Welcome to the resource topic for 2022/393
Title:
Improved Straight-Line Extraction in the Random Oracle Model With Applications to Signature Aggregation
Authors: Yashvanth Kondi, abhi shelat
Abstract:The goal of this paper is to improve the efficiency and applicability of straightline extraction techniques in the random oracle model. Straightline extraction in the random oracle model refers to the existence of an extractor, which given the random oracle queries made by a prover P^*(x) on some theorem x, is able to produce a witness w for x with roughly the same probability that P^* produces a verifying proof. This notion applies to both zero-knowledge protocols and verifiable computation where the goal is compressing a proof. Pass (CRYPTO ‘03) first showed how to achieve this property for NP using a cut-and-choose technique which incurred a \lambda^2-bit overhead in communication where \lambda is a security parameter.

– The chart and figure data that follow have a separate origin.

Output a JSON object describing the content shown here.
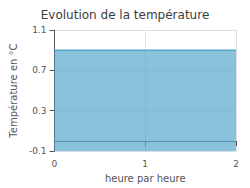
{
  "chart_data": {
    "type": "area",
    "title": "Evolution de la température",
    "xlabel": "heure par heure",
    "ylabel": "Température en °C",
    "x": [
      0,
      2
    ],
    "values": [
      0.9,
      0.9
    ],
    "color": "#55aacc",
    "xlim": [
      0,
      2
    ],
    "xticks": [
      0,
      1,
      2
    ],
    "ylim": [
      -0.1,
      1.1
    ],
    "yticks": [
      -0.1,
      0.3,
      0.7,
      1.1
    ],
    "grid": true
  }
}
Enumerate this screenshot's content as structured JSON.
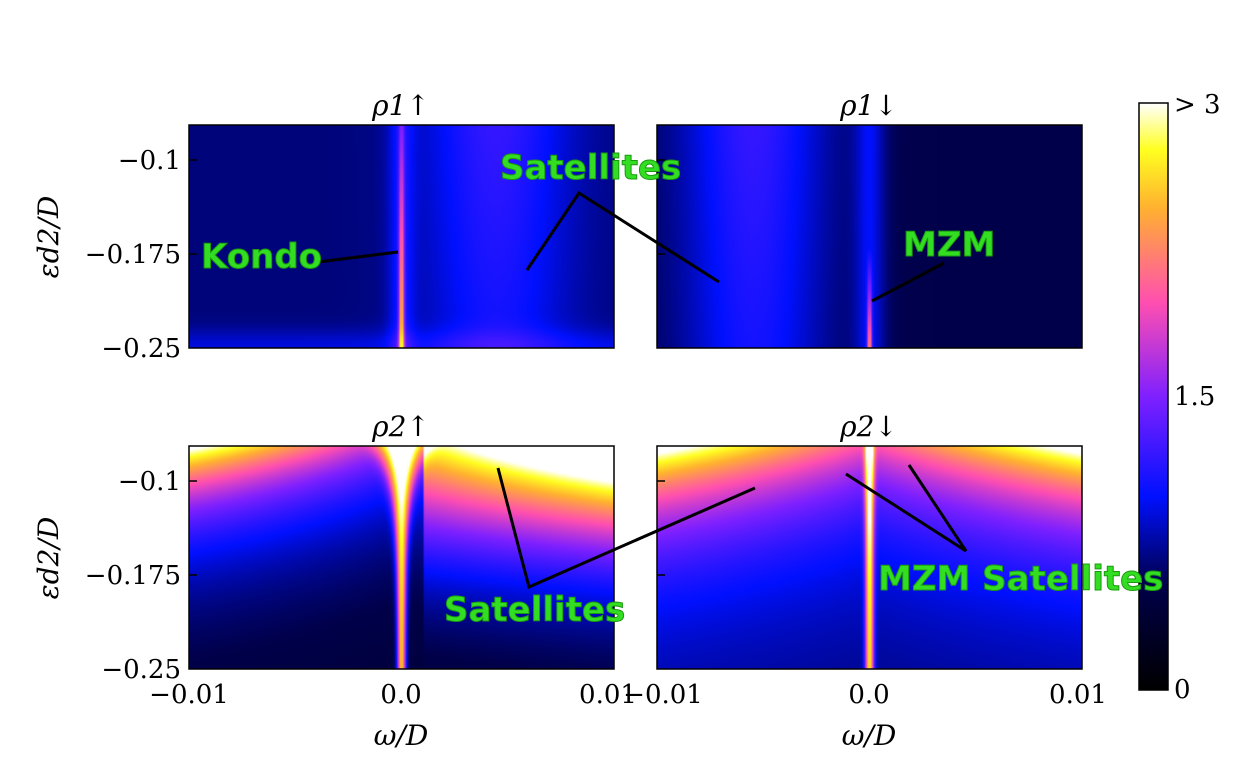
{
  "chart_data": {
    "type": "heatmap",
    "colormap": "gnuplot2",
    "panels": [
      {
        "title": "ρ1↑",
        "xlim": [
          -0.01,
          0.01
        ],
        "ylim": [
          -0.25,
          -0.05
        ],
        "peak_x": 0.0,
        "kind": "kondo"
      },
      {
        "title": "ρ1↓",
        "xlim": [
          -0.01,
          0.01
        ],
        "ylim": [
          -0.25,
          -0.05
        ],
        "peak_x": 0.0,
        "kind": "mzm"
      },
      {
        "title": "ρ2↑",
        "xlim": [
          -0.01,
          0.01
        ],
        "ylim": [
          -0.25,
          -0.05
        ],
        "peak_x": 0.0,
        "kind": "bright2u"
      },
      {
        "title": "ρ2↓",
        "xlim": [
          -0.01,
          0.01
        ],
        "ylim": [
          -0.25,
          -0.05
        ],
        "peak_x": 0.0,
        "kind": "bright2d"
      }
    ],
    "yticks": [
      -0.1,
      -0.175,
      -0.25
    ],
    "ytick_labels": [
      "−0.1",
      "−0.175",
      "−0.25"
    ],
    "xticks": [
      -0.01,
      0.0,
      0.01
    ],
    "xtick_labels": [
      "−0.01",
      "0.0",
      "0.01"
    ],
    "ylabel": "εd2/D",
    "xlabel": "ω/D",
    "colorbar": {
      "range": [
        0,
        3
      ],
      "tick_labels": [
        "0",
        "1.5",
        "> 3"
      ]
    },
    "annotations": [
      {
        "text": "Satellites",
        "panel": 0
      },
      {
        "text": "Kondo",
        "panel": 0
      },
      {
        "text": "MZM",
        "panel": 1
      },
      {
        "text": "Satellites",
        "panel": 2
      },
      {
        "text": "MZM Satellites",
        "panel": 3
      }
    ]
  }
}
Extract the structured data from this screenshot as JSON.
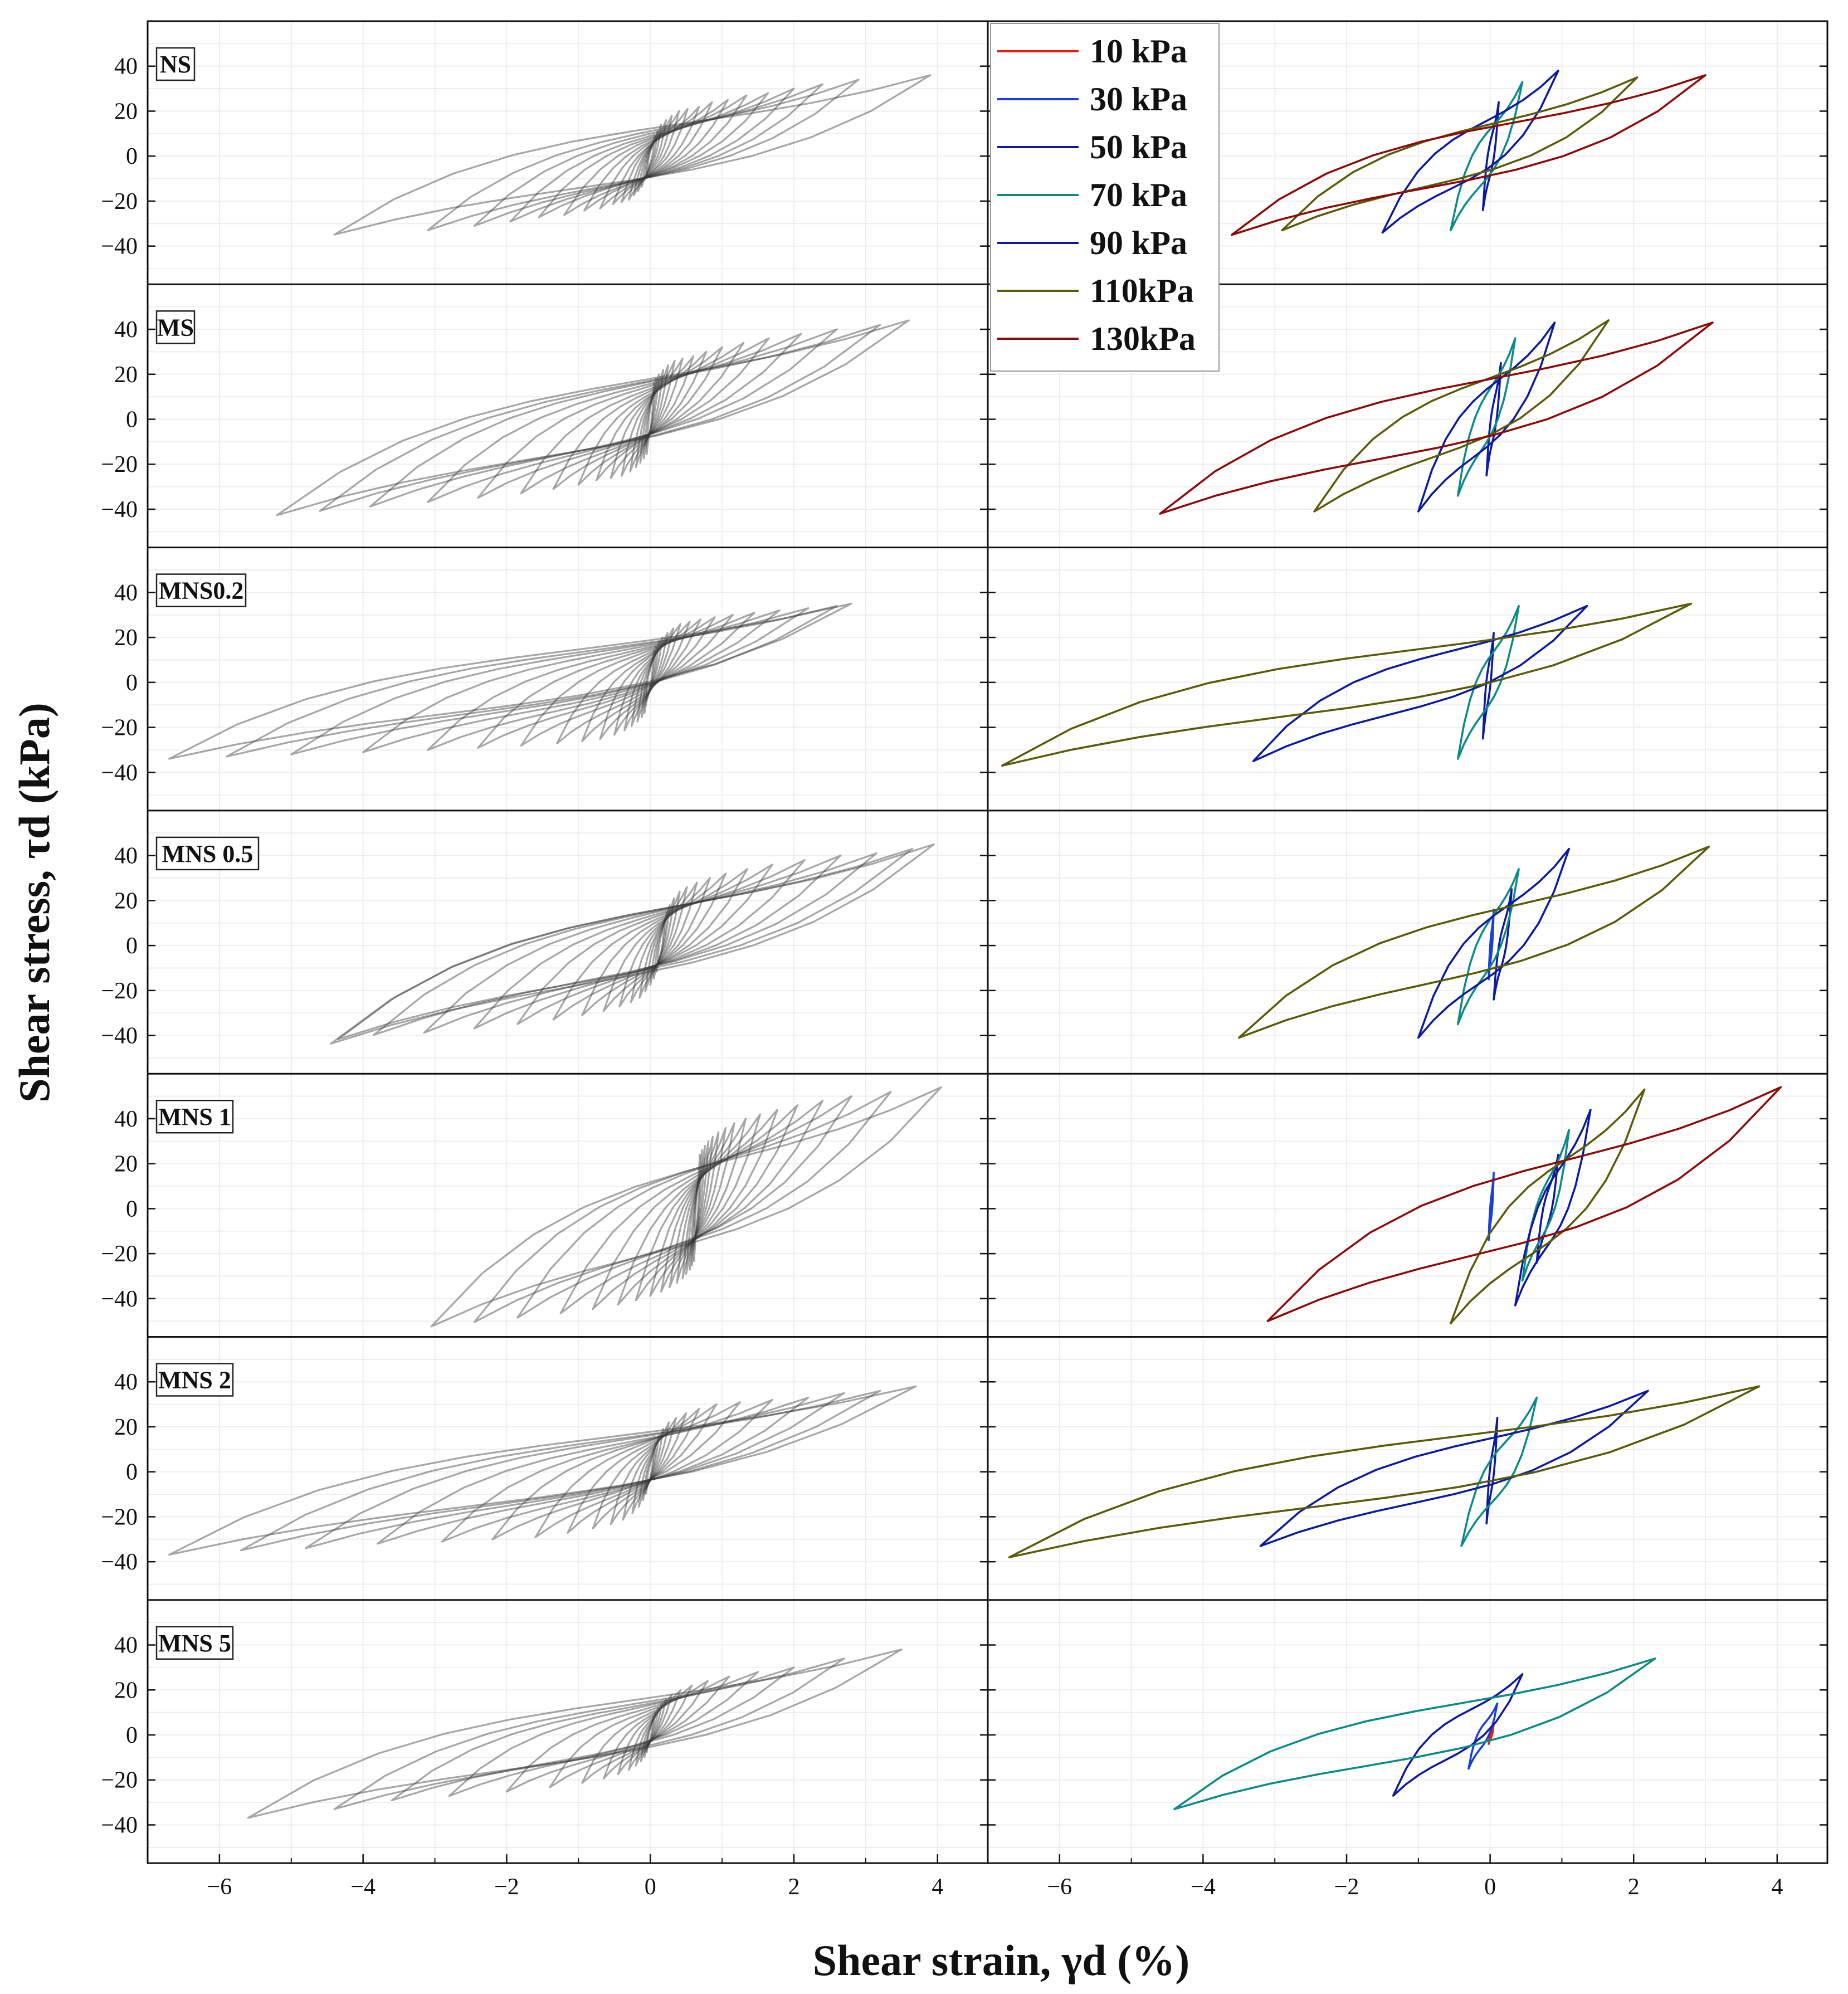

Fischlin (CRYPTO ‘05) presented a more efficient technique based on proofs of work'' that sheds this $\lambda^2$ cost, but only applies to a limited class of Sigma Protocols with a
quasi-unique response’’ property, which for example, does not necessarily include the standard OR composition for Sigma protocols. With Schnorr/EdDSA signature aggregation as a motivating application, we develop new techniques to improve the computation cost of straight-line extractable proofs. Our improvements to the state of the art range from 70X–200X for the best compression parameters. This is due to a uniquely suited polynomial evaluation algorithm, and the insight that a proof-of-work that relies on multicollisions and the birthday paradox is faster to solve than inverting a fixed target. Our collision based proof-of-work more generally improves the Prover’s random oracle query complexity when applied in the NIZK setting as well. In addition to reducing the query complexity of Fischlin’s Prover, for a special class of Sigma protocols we can for the first time closely match a new lower bound we present. Finally we extend Fischlin’s technique so that it applies to a more general class of strongly-sound Sigma protocols, which includes the OR composition. We achieve this by carefully randomizing Fischlin’s technique—we show that its current deterministic nature prevents its application to certain multi-witness languages.